To keep the named registrations (and not break compatibility with any JavaScript clients) we can create a DefaultHttpControllerSelector derived type and override it’s SelectController method. We can then use the DefaultHttpControllerSelector’s GetControllerName method which returns the requested path name (e.g. “Orders”). At that point we can map that name to an ApiController derived type (ex.: OrderController).
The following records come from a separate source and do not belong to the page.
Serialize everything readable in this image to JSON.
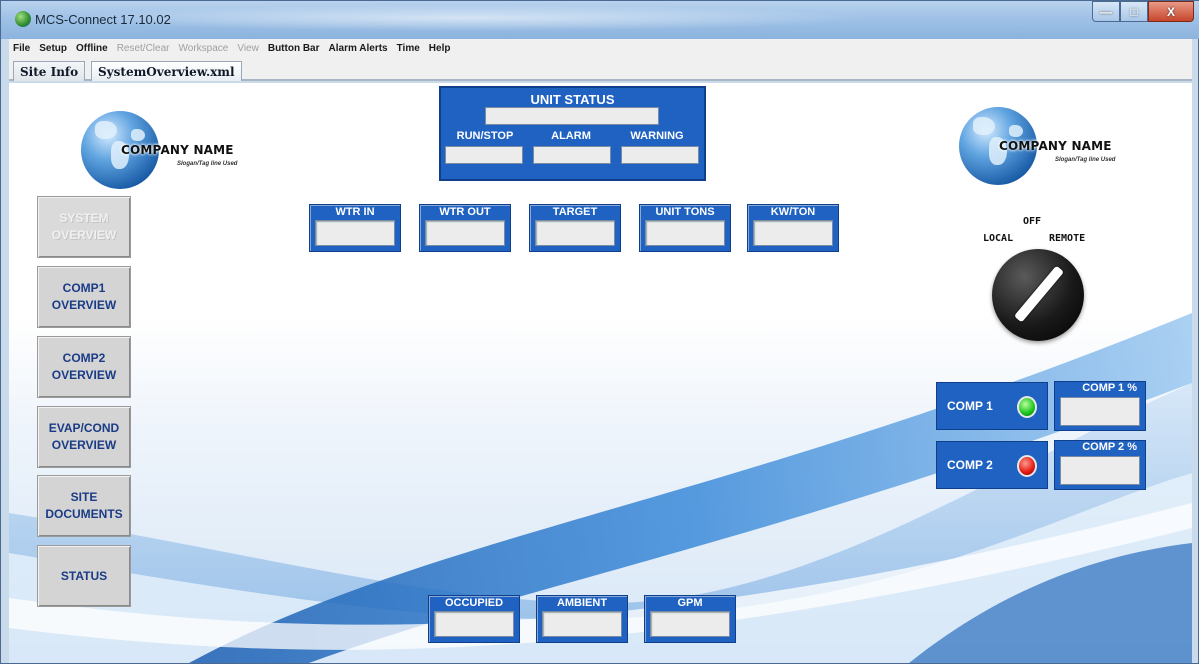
{
  "window": {
    "title": "MCS-Connect 17.10.02",
    "controls": {
      "minimize": "—",
      "maximize": "□",
      "close": "X"
    }
  },
  "menu": [
    {
      "label": "File",
      "enabled": true
    },
    {
      "label": "Setup",
      "enabled": true
    },
    {
      "label": "Offline",
      "enabled": true
    },
    {
      "label": "Reset/Clear",
      "enabled": false
    },
    {
      "label": "Workspace",
      "enabled": false
    },
    {
      "label": "View",
      "enabled": false
    },
    {
      "label": "Button Bar",
      "enabled": true
    },
    {
      "label": "Alarm Alerts",
      "enabled": true
    },
    {
      "label": "Time",
      "enabled": true
    },
    {
      "label": "Help",
      "enabled": true
    }
  ],
  "tabs": [
    {
      "label": "Site Info",
      "active": false
    },
    {
      "label": "SystemOverview.xml",
      "active": true
    }
  ],
  "logo": {
    "company": "COMPANY NAME",
    "slogan": "Slogan/Tag line Used"
  },
  "unit_status": {
    "title": "UNIT STATUS",
    "main_value": "",
    "fields": [
      {
        "label": "RUN/STOP",
        "value": ""
      },
      {
        "label": "ALARM",
        "value": ""
      },
      {
        "label": "WARNING",
        "value": ""
      }
    ]
  },
  "nav": [
    {
      "label": "SYSTEM\nOVERVIEW",
      "enabled": false
    },
    {
      "label": "COMP1\nOVERVIEW",
      "enabled": true
    },
    {
      "label": "COMP2\nOVERVIEW",
      "enabled": true
    },
    {
      "label": "EVAP/COND\nOVERVIEW",
      "enabled": true
    },
    {
      "label": "SITE\nDOCUMENTS",
      "enabled": true
    },
    {
      "label": "STATUS",
      "enabled": true
    }
  ],
  "top_readouts": [
    {
      "label": "WTR IN",
      "value": ""
    },
    {
      "label": "WTR OUT",
      "value": ""
    },
    {
      "label": "TARGET",
      "value": ""
    },
    {
      "label": "UNIT TONS",
      "value": ""
    },
    {
      "label": "KW/TON",
      "value": ""
    }
  ],
  "bottom_readouts": [
    {
      "label": "OCCUPIED",
      "value": ""
    },
    {
      "label": "AMBIENT",
      "value": ""
    },
    {
      "label": "GPM",
      "value": ""
    }
  ],
  "selector": {
    "off": "OFF",
    "local": "LOCAL",
    "remote": "REMOTE"
  },
  "compressors": [
    {
      "label": "COMP 1",
      "status": "green",
      "pct_label": "COMP 1 %",
      "pct_value": ""
    },
    {
      "label": "COMP 2",
      "status": "red",
      "pct_label": "COMP 2 %",
      "pct_value": ""
    }
  ],
  "colors": {
    "panel_blue": "#1f62c2",
    "nav_text": "#1a3b86",
    "led_on": "#19c21c",
    "led_alarm": "#e3170f"
  }
}
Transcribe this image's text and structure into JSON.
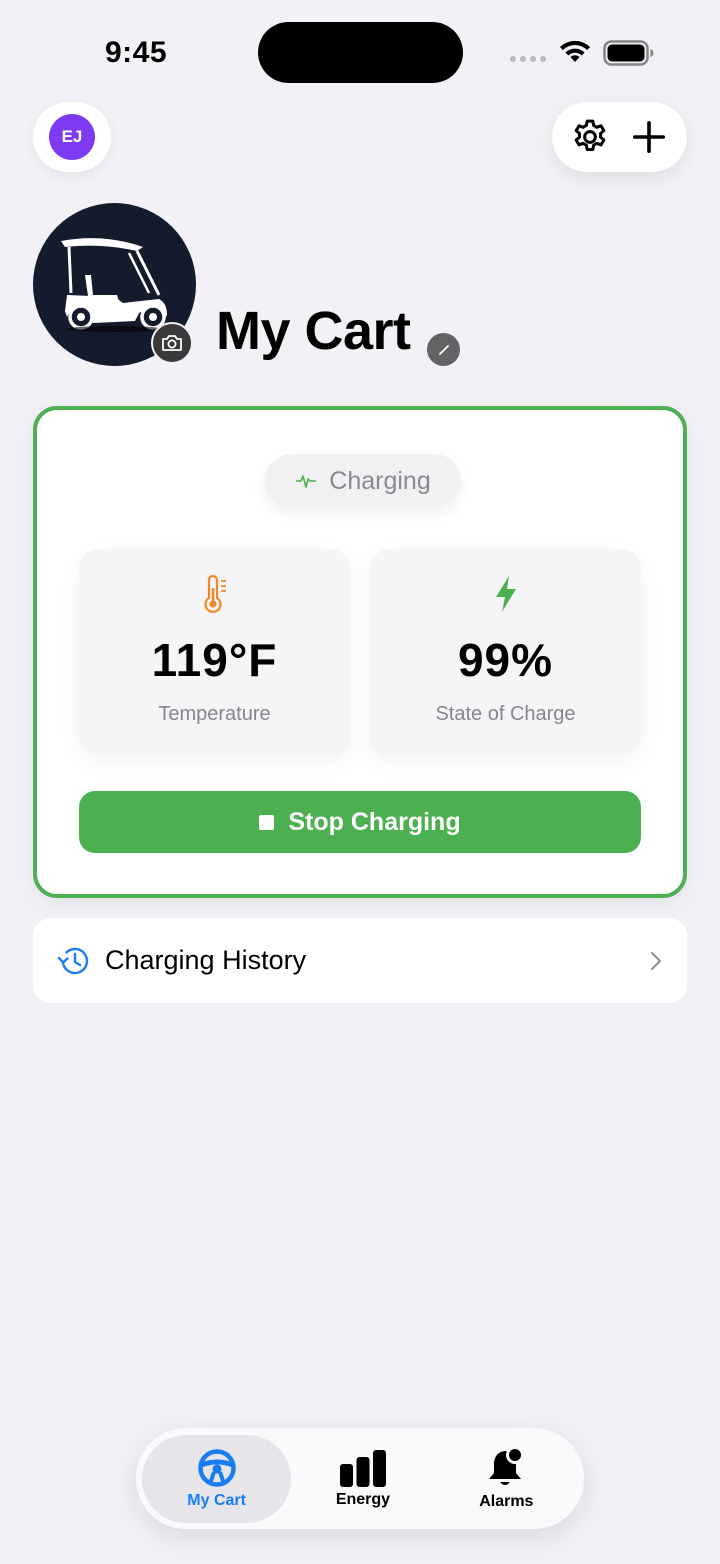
{
  "status_bar": {
    "time": "9:45"
  },
  "header": {
    "avatar_initials": "EJ"
  },
  "cart": {
    "name": "My Cart"
  },
  "status_card": {
    "status_label": "Charging",
    "temperature": {
      "value": "119°F",
      "label": "Temperature"
    },
    "state_of_charge": {
      "value": "99%",
      "label": "State of Charge"
    },
    "stop_button_label": "Stop Charging"
  },
  "history": {
    "label": "Charging History"
  },
  "tabs": [
    {
      "label": "My Cart",
      "icon": "steering-wheel-icon",
      "active": true
    },
    {
      "label": "Energy",
      "icon": "bar-chart-icon",
      "active": false
    },
    {
      "label": "Alarms",
      "icon": "bell-badge-icon",
      "active": false
    }
  ],
  "colors": {
    "accent_green": "#4caf50",
    "accent_blue": "#1a7cf2",
    "avatar_purple": "#7e3af2",
    "temperature_orange": "#f08a24",
    "charge_green": "#4caf50"
  }
}
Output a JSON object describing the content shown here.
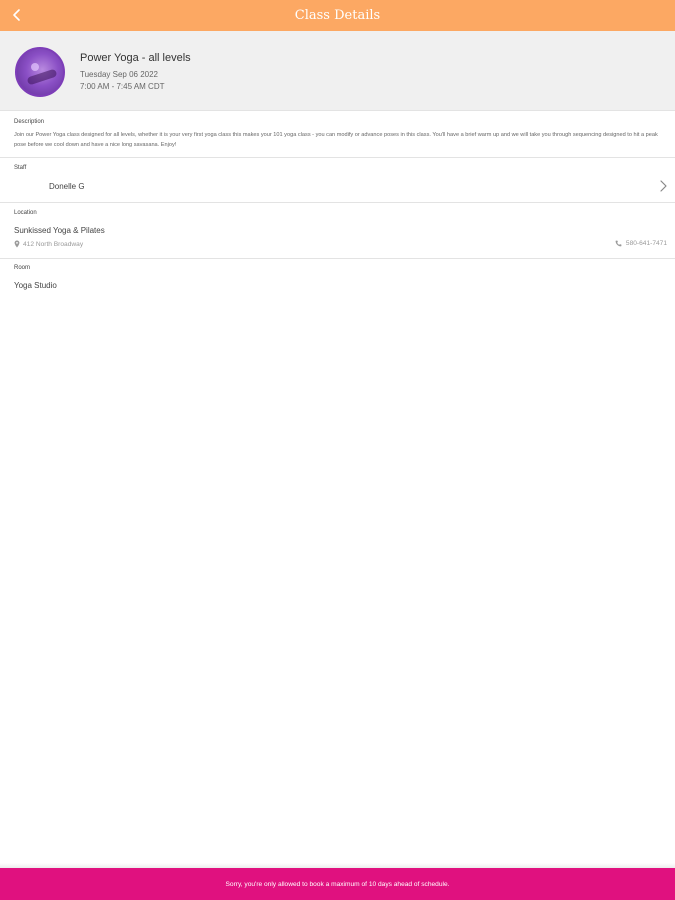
{
  "header": {
    "title": "Class Details",
    "back_icon": "chevron-left-icon",
    "background": "#fca863"
  },
  "class": {
    "name": "Power Yoga - all levels",
    "date": "Tuesday Sep 06 2022",
    "time": "7:00 AM - 7:45 AM CDT"
  },
  "description": {
    "label": "Description",
    "text": "Join our Power Yoga class designed for all levels, whether it is your very first yoga class this makes your 101 yoga class - you can modify or advance poses in this class. You'll have a brief warm up and we will take you through sequencing designed to hit a peak pose before we cool down and have a nice long savasana. Enjoy!"
  },
  "staff": {
    "label": "Staff",
    "name": "Donelle G"
  },
  "location": {
    "label": "Location",
    "name": "Sunkissed Yoga & Pilates",
    "address": "412 North Broadway",
    "phone": "580-641-7471"
  },
  "room": {
    "label": "Room",
    "name": "Yoga Studio"
  },
  "toast": {
    "message": "Sorry, you're only allowed to book a maximum of 10 days ahead of schedule.",
    "background": "#e0117f"
  }
}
A DefaultHttpControllerSelector derived type could be similar to the one below:

using System;
using System.Linq;
using System.Net.Http;
using System.Reflection;
using System.Web.Http;
using System.Web.Http.Controllers;
using System.Web.Http.Dispatcher;

internal class PluralizedNameHttpControllerSelector : DefaultHttpControllerSelector
{
    private readonly HttpConfiguration configuration;
    private readonly Assembly controllerAssembly;

    public PluralizedNameHttpControllerSelector(
        HttpConfiguration configuration, Assembly controllerAssembly)
        : base(configuration)
    {
        if (configuration == null)
        {
            throw new ArgumentNullException("configuration");
        }
            
        if (controllerAssembly == null)
        {
            throw new ArgumentNullException("controllerAssembly");
        }

        this.configuration = configuration;
        this.controllerAssembly = controllerAssembly;
    }

    public override HttpControllerDescriptor SelectController(
        HttpRequestMessage request)
    {
        var controllerName = base.GetControllerName(request);
        var controllerType = this.GetControllerType(controllerName);

        return new HttpControllerDescriptor(
            this.configuration, controllerName, controllerType);
    }

    private Type GetControllerType(string name)
    {
        // Look in 'this.controllerAssembly' and find the types that can be
        // assigned from an instance of IHttpController  and return the one
        // whose name matches with the given name.
    }
}

Make sure to register the above type in Castle Windsor otherwise the framework will pick it's default implementation.

All the above information is the result of browsing the source code on CodePlex. If any articles or blog posts are released (by the ASP.NET team or individuals) I might create a new post with updates, if necessary.